Als dat allemaal geen ketelmuziek was maar oprecht gemeende beoordelingen van de politieke situatie in relatie tot de wens van de burgers, kan het niet anders of het associatieverdrag zal volgende week weggestemd worden. Zo niet, dan heeft de Nederlandse burger veel om over na te denken en zal hij zijn positie herijken ten opzichte van politieke partijen die geen woord houden.
De voorzitter:
Mijnheer Koffeman, blijft u nog even staan, want de heer Schrijver heeft een interruptie.
De heer Schrijver i (PvdA):
Ik heb de heer Koffeman even laten uitspreken, maar ik wil hem aan het slot van zijn betoog twee vragen stellen. Wij hebben zijn tekst helaas nog niet gekregen, maar als ik het mij goed herinner, zei hij bij aanvang van zijn betoog dat de Raad van State ongekend harde kritiek op het wetsvoorstel heeft.
De heer Koffeman (PvdD):
Ja.
De heer Schrijver (PvdA):
Ik heb het advies van de Raad van State er even bij gepakt, maar ik heb het idee dat wij verschillende versies hebben.
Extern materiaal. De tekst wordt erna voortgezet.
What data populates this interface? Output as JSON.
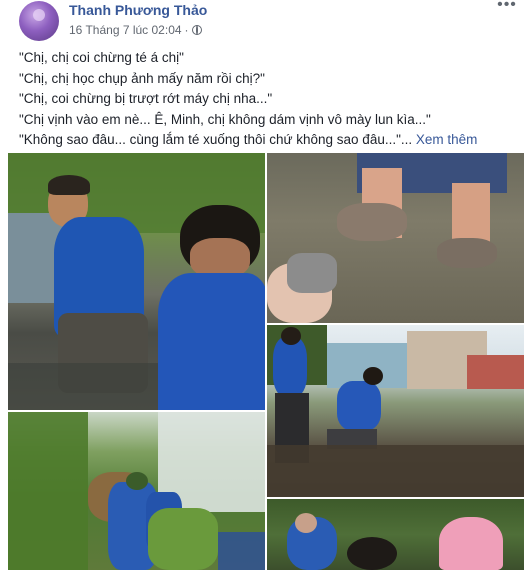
{
  "post": {
    "author": "Thanh Phương Thảo",
    "timestamp": "16 Tháng 7 lúc 02:04",
    "separator": "·",
    "more_icon": "more-options-icon",
    "lines": [
      "\"Chị, chị coi chừng té á chị\"",
      "\"Chị, chị học chụp ảnh mấy năm rồi chị?\"",
      "\"Chị, coi chừng bị trượt rớt máy chị nha...\"",
      "\"Chị vịnh vào em nè... Ê, Minh, chị không dám vịnh vô mày lun kìa...\"",
      "\"Không sao đâu... cùng lắm té xuống thôi chứ không sao đâu...\"..."
    ],
    "see_more": "Xem thêm",
    "photos": [
      {
        "name": "photo-1"
      },
      {
        "name": "photo-2"
      },
      {
        "name": "photo-3"
      },
      {
        "name": "photo-4"
      },
      {
        "name": "photo-5"
      }
    ]
  }
}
Ik heb de versie van 18 januari 2017. Daarin zegt de Raad van State eigenlijk alleen dat de memorie van toelichting moet worden aangevuld met een toelichting op de juridische betekenis van het EU-besluit. Na vier kantjes eindigt de Raad van State met het in overweging geven aan de regering om het voorstel van wet te zenden aan de Tweede Kamer der Staten-Generaal. Hoe komt de heer Koffeman tot de inschatting dat er sprake is van ongekend harde kritiek?
Ik heb nog een tweede vraag. Zal ik die gelijk stellen, voorzitter?
De voorzitter:
Ik zou het doen.
De heer Schrijver (PvdA):
Ik herinner me al te levendig — mevrouw Stienen en de heer Backer herinneren zich dat denk ik ook — dat we een interessante uitwisseling hebben gehad over onze leesvaardigheid met betrekking tot het altijd mooie blad Boerderij. Ik kreeg de indruk dat de heer Koffeman daar opnieuw uit citeerde toen hij de uitspraak van de Oekraïense minister aanhaalde dat het opkomen voor dierenwelzijn geen issue is. In dat interview heeft de Oekraïense minister gezegd: we moeten nu zo veel aanpakken dat dit punt in de komende jaren geen primair issue is, maar door de inwerkingtreding van het verdrag en vanwege het feit dat Europa over onze schouders mee zal kijken en vanwege het feit dat we aan allerlei kwaliteits- en gezondheidsvoorschriften zullen moeten voldoen, zal het dierenwelzijn verbeteren. Dat hebben we toen vastgesteld, want we hebben het interview er even bij gepakt. De heer Koffeman zei dat de Oekraïense minister had gezegd dat het geen issue was. Dat deed mij sterk denken aan onze eerdere boeiende gedachtewisseling. Maar "geen issue" is heel iets anders dan "geen primair issue op dit moment".
De heer Koffeman (PvdD):
Hartelijk dank ...
De voorzitter:
Er zijn dus twee vragen gesteld.
De heer Koffeman (PvdD):
Jazeker. Ik begin met de eerste vraag. De eerste vraag van de heer Schrijver is hoe ik tot de conclusie gekomen ben dat de Raad van State niet heel erg blij was met de juridisch bindende verklaring. Die conclusie heb ik niet zelf bedacht. Die conclusie kon ik teruglezen in alle dagbladen die daarover geschreven hebben. De kwalificaties varieerden van "Raad van State vindt juridisch bindende verklaring te vaag" tot "Raad van State kraakt juridisch bindende verklaring". Daar kan men kennelijk verschillend over denken. Het feit dat de heer Schrijver daaruit opgemaakt heeft dat de Raad van State er enthousiast over was, is in ieder geval een andere constatering dan de meeste dagbladjournalisten hebben gemaakt. Dat is mijn antwoord op de eerste vraag.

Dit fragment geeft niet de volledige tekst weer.